MARSEILLE, France (Reuters) ? Jean-Claude Mas, the Frenchman who has sparked a global health scare by selling substandard breast implants, was arrested on Thursday and could be charged with manslaughter, the public prosecutor in the city of Marseille said.
In the first arrests since the two-year-old scandal grabbed headlines worldwide in December, Mas and a second executive at his now defunct company Poly Implant Prothese (PIP) were seized at their homes in southern France shortly after dawn.
If charged with involuntary manslaughter and causing injury, both could face longer prison terms than those they already risk in a parallel fraud case due to come to court around October.
French authorities have been criticized for being slow to react to a case that has sown fear among tens of thousands of women who carry PIP implants. French inspectors ordered them off the market in March 2010, due to concerns over their quality.

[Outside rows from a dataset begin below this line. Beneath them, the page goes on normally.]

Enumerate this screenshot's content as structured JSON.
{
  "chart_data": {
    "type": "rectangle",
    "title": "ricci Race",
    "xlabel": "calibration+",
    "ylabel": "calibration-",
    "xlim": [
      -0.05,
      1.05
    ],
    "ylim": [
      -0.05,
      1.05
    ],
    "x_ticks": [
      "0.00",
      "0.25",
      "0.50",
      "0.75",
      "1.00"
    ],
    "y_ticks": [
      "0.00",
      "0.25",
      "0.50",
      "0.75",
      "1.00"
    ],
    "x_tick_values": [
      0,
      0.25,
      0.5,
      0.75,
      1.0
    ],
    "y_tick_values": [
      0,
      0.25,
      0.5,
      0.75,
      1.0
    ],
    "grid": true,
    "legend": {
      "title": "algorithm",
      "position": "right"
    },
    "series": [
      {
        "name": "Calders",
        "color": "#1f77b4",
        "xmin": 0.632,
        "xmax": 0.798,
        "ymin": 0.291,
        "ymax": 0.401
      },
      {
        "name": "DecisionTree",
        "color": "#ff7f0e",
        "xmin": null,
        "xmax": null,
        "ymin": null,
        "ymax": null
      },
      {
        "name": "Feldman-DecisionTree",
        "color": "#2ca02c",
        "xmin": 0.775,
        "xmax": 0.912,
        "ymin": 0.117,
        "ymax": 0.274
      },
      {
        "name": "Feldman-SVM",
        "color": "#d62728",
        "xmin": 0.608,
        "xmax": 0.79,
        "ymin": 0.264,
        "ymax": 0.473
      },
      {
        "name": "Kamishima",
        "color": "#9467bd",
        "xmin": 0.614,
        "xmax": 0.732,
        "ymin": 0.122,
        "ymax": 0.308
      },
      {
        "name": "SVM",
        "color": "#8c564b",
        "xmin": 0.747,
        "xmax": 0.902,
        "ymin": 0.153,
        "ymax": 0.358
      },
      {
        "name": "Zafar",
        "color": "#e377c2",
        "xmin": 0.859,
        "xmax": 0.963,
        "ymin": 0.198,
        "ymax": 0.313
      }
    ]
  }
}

But only last month did officials in Paris recommend their surgical removal, drawing attention to the problem for patients worldwide who had been fitted with products from the company, which was at one time the third biggest global supplier.
Lawyers for women in France who have filed complaints over PIP implants welcomed the arrests and said there must be no escaping justice for the 72-year-old Mas, who has been quoted as deriding those suing him as being motivated only by money.
"This is a comfort for the victims," said Laurent Gaudon, whose clients are pursuing PIP and surgeons who used its implants for fraud. "It's the feeling that justice is advancing and they have not been forgotten. It's the assurance that the guilty are at last going to be held accountable."
Philippe Courtois, who represents 1,300 people with PIP implants, said Mas should not be freed pending any court case. "A degree of provisionary detention is desirable," he said.
Mas and PIP's former chief executive Claude Couty were still being questioned at home at midday, as police searched their premises. They were due to be moved to police custody in the Mediterranean port city of Marseille later, under the orders of prosecutor Jacques Dallest.
SUBSTANDARD SILICONE
PIP enjoyed years of success with international sales, but behind the scenes employees, and Mas himself, have admitted to hiding from certification agencies the fact they were using cheap, industrial silicone, not approved for medical use.
Health authorities in France and elsewhere have stressed that PIP's products carry no proven link to cancer, but surgeons report that they have abnormally high rupture rates. Responses to the problem have varied among different foreign authorities.
Thursday's arrests follow an investigation opened in Marseille, close to PIP's former premises, on December 8 after the death from cancer in 2010 of a woman with PIP implants.
Mas and Couty can be held for up to 48 hours while a judge decides whether to charge them with involuntary manslaughter and causing injury and, if so, whether to continue their detention or to free them on bail conditions.
A trial date could be years away, given the extent of inquiry required, but the graver manslaughter case could make it harder for Mas to avoid appearing in court later this year on other charges of fraud and deception.
That latter case targets half a dozen former PIP executives and could also carry prison terms for them of several years. It has dragged on as investigators have had to quiz up to 2,700 women who have filed complaints over PIP implants.
Mas, who sold some 300,000 implants around the world, has acknowledged that he used unapproved silicone but dismissed fears that it constituted a health risk.
Earlier in January, leaks from a police document showed Mas admitting to lying about the quality of PIP's implants and describing the women filing complaints against him as just seeking money. The comments sparked public anger against him.
PIP closed down in March 2010 after regulators discovered it was using a non-approved silicone gel, and pulled its implants off the market.
In December 2011, the French government advised women with PIP implants to have them removed, and said it would even pay for the operations in France, sparking alarm around the world.
Governments in several other countries such as Britain and Brazil have asked women to visit their doctors for checks.
France has called for tighter European Union regulations on medical devices in wake of the PIP health scare, saying suppliers should be made to carry the same sort of authorization as suppliers of prescription medicine.